Château de poche

Au Lit­er­arisches Col­lo­qui­um de Wannsee, château de poche tout en pina­cles et moulures qui donne sur un parc vert. En con­tre­bas, un banc de pierre en demi-cer­cle où l’on imag­ine déclamer. De là, vis­i­ble à quelque dis­tance au-dessus de l’eau, l’embarcadère qui amène les Berli­nois venus en S‑bahn du cen­tre de la ville vers la grande plage. Nous appor­tons le brasero, les enfants souf­flent sur les sauciss­es et s’asper­gent au jet, nous buvons de la Beck­’s et de la Bud­var.

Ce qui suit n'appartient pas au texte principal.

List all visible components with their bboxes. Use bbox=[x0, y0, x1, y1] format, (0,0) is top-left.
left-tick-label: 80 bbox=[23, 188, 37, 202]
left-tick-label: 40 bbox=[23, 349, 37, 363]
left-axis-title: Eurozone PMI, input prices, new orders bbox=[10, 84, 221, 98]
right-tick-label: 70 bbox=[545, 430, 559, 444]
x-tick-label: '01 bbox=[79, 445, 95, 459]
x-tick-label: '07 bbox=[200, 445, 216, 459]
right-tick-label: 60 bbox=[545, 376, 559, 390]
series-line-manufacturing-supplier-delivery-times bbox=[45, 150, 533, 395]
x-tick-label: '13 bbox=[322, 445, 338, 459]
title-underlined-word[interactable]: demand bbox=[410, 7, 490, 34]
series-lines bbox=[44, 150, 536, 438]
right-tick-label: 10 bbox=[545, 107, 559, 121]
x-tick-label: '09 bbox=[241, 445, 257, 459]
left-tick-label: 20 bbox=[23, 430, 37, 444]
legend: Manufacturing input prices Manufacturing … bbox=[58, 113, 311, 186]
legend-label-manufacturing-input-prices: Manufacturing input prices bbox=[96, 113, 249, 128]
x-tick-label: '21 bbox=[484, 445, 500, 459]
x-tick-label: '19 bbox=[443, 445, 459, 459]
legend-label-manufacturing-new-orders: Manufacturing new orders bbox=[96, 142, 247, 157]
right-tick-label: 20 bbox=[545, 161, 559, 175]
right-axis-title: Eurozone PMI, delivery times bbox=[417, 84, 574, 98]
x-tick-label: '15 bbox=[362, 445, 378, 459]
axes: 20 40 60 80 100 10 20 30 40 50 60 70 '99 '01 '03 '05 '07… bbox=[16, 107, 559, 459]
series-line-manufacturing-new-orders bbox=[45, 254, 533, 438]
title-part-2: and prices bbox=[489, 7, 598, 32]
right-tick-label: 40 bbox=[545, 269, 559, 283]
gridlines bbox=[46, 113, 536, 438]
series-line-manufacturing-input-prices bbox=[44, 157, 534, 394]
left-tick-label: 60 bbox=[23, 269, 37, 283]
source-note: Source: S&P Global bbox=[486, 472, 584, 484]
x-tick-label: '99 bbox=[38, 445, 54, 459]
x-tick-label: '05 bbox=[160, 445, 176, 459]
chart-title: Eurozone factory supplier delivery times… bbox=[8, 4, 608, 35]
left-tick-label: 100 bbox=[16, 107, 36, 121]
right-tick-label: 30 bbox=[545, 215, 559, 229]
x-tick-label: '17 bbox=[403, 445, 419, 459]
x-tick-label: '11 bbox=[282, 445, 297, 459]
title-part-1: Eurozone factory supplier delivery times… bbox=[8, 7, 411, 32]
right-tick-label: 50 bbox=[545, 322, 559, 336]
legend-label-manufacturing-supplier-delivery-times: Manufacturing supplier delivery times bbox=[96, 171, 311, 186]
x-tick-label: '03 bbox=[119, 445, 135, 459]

Un Praguoise, chercheur uni­ver­si­taire spé­cial­isée dans l’in­ter­tex­tu­al­ité et son fils, grand gail­lard de vingt ans, qui par­le de Face­book et boit un Red­bull, puis un cou­ple autrichien qui fab­rique des livres pour enfants; elle, vis­age ovale, en chignon, d’une beauté très fin XIX ème racon­te son mois de jeune fille au pair vécu il y a une dizaine d’an­nées dans une famille de l’an­ci­enne aris­to­cratie française, les De Durand. Ils m’ont envoyé, dit-elle, dans leur rési­dence d’été en Bre­tagne net­toy­er au pinceau et au grat­toir dix heures par jour la rampe du grand escalier, les espag­no­lettes et embra­sures des fenêtres, les lus­tres et les pieds de meubles. Plus tard, nous courons pour attrap­er le dernier métro et n’at­teignons Alexan­der­platz puis Pren­zlauer­berg Allee, brasero et kitch­enette en main, que vers 1h30, frap­pés par la tenue impec­ca­ble des Alle­mands, même jeunes, mêmes ivres.